From here on things went a little awry, much to the consternation of ‘the Guvnor’.
“The lads decided they wanted a night out on the town, and of course they invited Mario and his wife Dee-Anne. He told me I’d have to pick him up from Colin’s home at East Carlton Manor. Well, you didn’t just turn up at Chapman’s house, you know, it wasn’t the done thing. Anyway, Colin reluctantly agreed to let us take Mario out for a few beers, but he told me very firmly that his World Champion driver had to be up early the next day to do the London-Brighton veteran car run with him. ‘So use your loaf Bob, look after him, and get him back early,’” he said.
Yup, you’ve probably guessed it. This was 1978, the end of a long and turbulent year.
“Yes, it had been a difficult year,” says Bob. “But the lads wanted to celebrate with Mario so off we went to Captain America’s, a burger bar in Norwich. After a few drinks and a bite to eat, the mechanics decided it was far too early to go home, so on we went to Tudor Hall, a nightclub we knew in the city. Of course we were welcomed with open arms. They loved seeing Mario, and found us a table.
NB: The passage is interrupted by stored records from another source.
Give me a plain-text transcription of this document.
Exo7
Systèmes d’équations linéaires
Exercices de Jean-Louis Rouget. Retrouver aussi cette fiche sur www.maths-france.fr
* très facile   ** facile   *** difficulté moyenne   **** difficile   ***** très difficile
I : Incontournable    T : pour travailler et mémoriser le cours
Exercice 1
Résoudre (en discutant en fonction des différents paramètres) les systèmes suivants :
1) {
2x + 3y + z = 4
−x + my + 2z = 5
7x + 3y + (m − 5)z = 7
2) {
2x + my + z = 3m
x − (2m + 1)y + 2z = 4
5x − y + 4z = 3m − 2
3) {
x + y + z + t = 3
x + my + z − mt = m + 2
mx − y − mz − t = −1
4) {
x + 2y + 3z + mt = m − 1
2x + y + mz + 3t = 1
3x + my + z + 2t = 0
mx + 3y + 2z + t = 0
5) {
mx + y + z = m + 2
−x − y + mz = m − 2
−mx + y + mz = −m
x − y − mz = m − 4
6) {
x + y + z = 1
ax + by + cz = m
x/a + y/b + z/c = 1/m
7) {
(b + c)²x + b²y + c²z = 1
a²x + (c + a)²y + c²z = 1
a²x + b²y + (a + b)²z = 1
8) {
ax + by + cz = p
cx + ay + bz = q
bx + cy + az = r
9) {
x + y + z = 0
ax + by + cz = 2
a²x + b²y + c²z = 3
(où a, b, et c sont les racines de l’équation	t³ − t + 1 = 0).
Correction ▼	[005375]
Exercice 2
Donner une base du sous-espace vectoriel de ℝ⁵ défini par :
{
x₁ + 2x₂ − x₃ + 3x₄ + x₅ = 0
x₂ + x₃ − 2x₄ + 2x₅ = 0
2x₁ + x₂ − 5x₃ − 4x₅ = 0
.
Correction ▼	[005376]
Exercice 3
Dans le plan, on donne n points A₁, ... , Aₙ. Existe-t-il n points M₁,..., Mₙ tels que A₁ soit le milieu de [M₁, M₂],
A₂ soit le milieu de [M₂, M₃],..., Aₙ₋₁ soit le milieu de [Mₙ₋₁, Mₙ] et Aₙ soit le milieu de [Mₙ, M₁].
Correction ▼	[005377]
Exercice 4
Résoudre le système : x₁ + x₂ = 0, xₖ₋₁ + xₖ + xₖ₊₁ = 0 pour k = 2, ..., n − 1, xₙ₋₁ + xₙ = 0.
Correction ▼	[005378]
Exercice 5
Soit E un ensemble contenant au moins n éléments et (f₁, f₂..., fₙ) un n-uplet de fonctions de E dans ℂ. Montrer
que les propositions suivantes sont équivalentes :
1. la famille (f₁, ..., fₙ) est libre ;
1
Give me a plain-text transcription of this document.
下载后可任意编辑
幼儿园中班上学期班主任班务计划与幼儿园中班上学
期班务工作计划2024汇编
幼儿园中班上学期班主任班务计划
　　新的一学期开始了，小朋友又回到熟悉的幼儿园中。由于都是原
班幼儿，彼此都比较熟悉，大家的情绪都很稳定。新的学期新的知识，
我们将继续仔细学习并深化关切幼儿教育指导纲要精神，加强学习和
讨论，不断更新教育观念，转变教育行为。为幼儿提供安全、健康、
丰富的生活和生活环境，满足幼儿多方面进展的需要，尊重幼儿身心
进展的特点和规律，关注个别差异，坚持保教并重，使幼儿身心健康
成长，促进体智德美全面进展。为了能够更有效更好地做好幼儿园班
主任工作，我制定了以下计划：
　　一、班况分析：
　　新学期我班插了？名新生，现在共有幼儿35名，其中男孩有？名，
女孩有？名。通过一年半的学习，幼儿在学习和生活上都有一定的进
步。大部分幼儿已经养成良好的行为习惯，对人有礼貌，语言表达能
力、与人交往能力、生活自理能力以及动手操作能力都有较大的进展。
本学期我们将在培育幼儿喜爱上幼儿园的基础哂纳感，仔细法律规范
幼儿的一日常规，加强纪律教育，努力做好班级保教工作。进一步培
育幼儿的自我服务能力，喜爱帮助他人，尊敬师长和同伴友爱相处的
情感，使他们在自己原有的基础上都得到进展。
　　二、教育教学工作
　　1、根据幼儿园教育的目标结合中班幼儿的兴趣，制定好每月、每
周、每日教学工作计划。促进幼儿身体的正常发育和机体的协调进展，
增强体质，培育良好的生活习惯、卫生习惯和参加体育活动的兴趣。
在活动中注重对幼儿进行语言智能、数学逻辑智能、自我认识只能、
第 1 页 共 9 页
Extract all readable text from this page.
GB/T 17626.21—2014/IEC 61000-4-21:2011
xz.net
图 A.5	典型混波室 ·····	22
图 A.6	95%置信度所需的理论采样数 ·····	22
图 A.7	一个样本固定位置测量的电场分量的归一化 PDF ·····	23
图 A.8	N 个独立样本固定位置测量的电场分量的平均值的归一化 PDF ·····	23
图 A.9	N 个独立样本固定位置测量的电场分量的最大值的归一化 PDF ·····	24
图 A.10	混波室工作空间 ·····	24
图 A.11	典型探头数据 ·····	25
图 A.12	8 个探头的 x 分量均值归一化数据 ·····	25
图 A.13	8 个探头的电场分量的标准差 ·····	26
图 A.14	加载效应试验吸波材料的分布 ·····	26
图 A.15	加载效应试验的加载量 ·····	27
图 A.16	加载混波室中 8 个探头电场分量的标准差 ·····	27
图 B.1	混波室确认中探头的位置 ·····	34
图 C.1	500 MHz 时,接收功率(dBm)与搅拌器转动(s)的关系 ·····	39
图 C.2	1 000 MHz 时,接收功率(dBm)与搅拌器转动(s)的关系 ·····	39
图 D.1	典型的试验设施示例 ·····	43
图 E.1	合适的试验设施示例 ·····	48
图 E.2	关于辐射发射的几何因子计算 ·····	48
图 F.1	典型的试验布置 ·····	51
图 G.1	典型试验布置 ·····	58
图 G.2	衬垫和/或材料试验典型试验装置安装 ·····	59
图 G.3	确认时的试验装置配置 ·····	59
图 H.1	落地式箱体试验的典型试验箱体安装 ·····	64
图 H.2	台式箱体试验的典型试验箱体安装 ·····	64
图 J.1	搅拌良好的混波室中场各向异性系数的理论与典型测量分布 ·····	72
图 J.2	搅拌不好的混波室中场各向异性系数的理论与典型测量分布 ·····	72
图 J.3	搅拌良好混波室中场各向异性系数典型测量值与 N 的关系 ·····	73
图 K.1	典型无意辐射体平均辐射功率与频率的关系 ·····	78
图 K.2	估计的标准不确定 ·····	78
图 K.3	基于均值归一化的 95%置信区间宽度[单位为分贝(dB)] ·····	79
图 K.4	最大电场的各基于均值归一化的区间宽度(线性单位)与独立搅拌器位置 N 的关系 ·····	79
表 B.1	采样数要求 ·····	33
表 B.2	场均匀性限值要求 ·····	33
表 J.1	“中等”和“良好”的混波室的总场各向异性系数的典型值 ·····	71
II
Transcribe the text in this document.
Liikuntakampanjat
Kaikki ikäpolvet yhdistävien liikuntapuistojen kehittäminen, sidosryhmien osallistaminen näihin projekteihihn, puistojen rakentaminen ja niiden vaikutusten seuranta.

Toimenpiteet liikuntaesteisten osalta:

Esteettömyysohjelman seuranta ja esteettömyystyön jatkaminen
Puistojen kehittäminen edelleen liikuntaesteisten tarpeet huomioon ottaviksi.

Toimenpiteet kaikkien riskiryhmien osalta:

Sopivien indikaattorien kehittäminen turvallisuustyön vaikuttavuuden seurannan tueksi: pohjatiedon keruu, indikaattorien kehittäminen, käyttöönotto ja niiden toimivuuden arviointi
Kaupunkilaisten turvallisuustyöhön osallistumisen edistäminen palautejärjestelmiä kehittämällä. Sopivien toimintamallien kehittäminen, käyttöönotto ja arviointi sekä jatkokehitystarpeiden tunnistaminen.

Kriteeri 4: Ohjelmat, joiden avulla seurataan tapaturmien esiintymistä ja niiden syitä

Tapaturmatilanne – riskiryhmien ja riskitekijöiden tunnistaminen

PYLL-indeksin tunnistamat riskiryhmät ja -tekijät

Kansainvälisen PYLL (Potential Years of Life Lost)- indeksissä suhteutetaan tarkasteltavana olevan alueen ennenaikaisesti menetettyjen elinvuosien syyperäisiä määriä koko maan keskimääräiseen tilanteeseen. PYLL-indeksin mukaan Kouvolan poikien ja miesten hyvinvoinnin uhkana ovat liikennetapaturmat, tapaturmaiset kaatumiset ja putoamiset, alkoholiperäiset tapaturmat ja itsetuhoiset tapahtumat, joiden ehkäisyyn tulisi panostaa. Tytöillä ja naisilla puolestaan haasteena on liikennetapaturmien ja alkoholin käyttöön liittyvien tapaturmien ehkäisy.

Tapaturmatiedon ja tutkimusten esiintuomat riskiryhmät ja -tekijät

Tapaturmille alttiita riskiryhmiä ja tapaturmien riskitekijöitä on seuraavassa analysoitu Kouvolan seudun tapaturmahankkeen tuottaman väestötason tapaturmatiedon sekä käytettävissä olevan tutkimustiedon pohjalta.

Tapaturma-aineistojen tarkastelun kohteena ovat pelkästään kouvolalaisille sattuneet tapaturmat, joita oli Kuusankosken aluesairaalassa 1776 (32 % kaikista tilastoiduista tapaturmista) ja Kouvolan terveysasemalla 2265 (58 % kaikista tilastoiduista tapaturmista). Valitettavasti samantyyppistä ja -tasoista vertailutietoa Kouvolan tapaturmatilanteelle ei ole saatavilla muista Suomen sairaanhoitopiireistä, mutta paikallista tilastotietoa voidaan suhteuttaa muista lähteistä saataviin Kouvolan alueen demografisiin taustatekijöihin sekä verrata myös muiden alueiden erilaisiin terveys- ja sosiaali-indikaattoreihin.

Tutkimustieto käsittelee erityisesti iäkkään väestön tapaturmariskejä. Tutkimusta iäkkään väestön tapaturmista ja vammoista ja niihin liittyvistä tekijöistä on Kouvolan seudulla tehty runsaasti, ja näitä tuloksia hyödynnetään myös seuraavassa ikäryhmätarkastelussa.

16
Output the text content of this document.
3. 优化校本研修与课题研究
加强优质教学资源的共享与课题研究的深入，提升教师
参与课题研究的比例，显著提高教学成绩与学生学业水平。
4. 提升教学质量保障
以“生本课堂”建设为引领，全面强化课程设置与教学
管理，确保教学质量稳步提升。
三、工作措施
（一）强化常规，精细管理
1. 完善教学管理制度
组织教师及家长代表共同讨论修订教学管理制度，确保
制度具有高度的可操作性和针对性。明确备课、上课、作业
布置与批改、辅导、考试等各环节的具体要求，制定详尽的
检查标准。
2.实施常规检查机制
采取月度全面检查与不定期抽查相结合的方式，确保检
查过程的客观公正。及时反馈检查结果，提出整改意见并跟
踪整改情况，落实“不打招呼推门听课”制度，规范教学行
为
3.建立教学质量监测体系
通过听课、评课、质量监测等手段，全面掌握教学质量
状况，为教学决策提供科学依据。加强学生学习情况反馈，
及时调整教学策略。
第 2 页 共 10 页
It was a good night, lots of drinks for the lads, and then suddenly it was past three o’clock in the morning, and Mario had to be up and ready for the Brighton run with Chapman at six o’clock… Well, the mechanics were used to a few late nights and getting to the track on time the next morning. But this was not for Mario. I told him: ‘Make sure you’re up in time.’ He looked at me and said: ‘Bob, I’m not gonna make it,’ and disappeared happily into the Post House hotel. I thought ‘you’d better make it, or I’m in big trouble with the Guvnor.’”
Fast-forward to the following Monday morning. “I was in the race shop at Ketteringham Hall and one of the lads said to me: ‘Hey, have you heard? Mario never made the London-Brighton run.’ So now I was in real trouble. I saw the old man and he looked a bit frosty. He said to me: ‘What the hell did you do to Mario on Saturday night?’ I told him, and he looked at me and said: ‘Well, he didn’t turn up for the run. I had to get the pilot out of bed, get the plane out from Hethel, and fly down to Gatwick to meet the cars halfway through their run.’
“I apologised of course and told him we always turned up on time at the races, but you just cannot rely on the drivers, and Chapman accepted my apology!
“I’ve ribbed Mario about this for years – everybody thought he was so perfect.”
As World Champions go, Andretti was kind of perfect. Great driver, great man.
Bob Dance joined Lotus in 1960, becoming chief mechanic for the F1 team. In 1969 he went to March before moving on to Brabham, where he stayed until the end of ’76. Colin Chapman lured him back to Lotus in 1977 and there he stayed until ’94. Bob still works for Clive Chapman at Classic Team Lotus, just down the road from his home in Norfolk.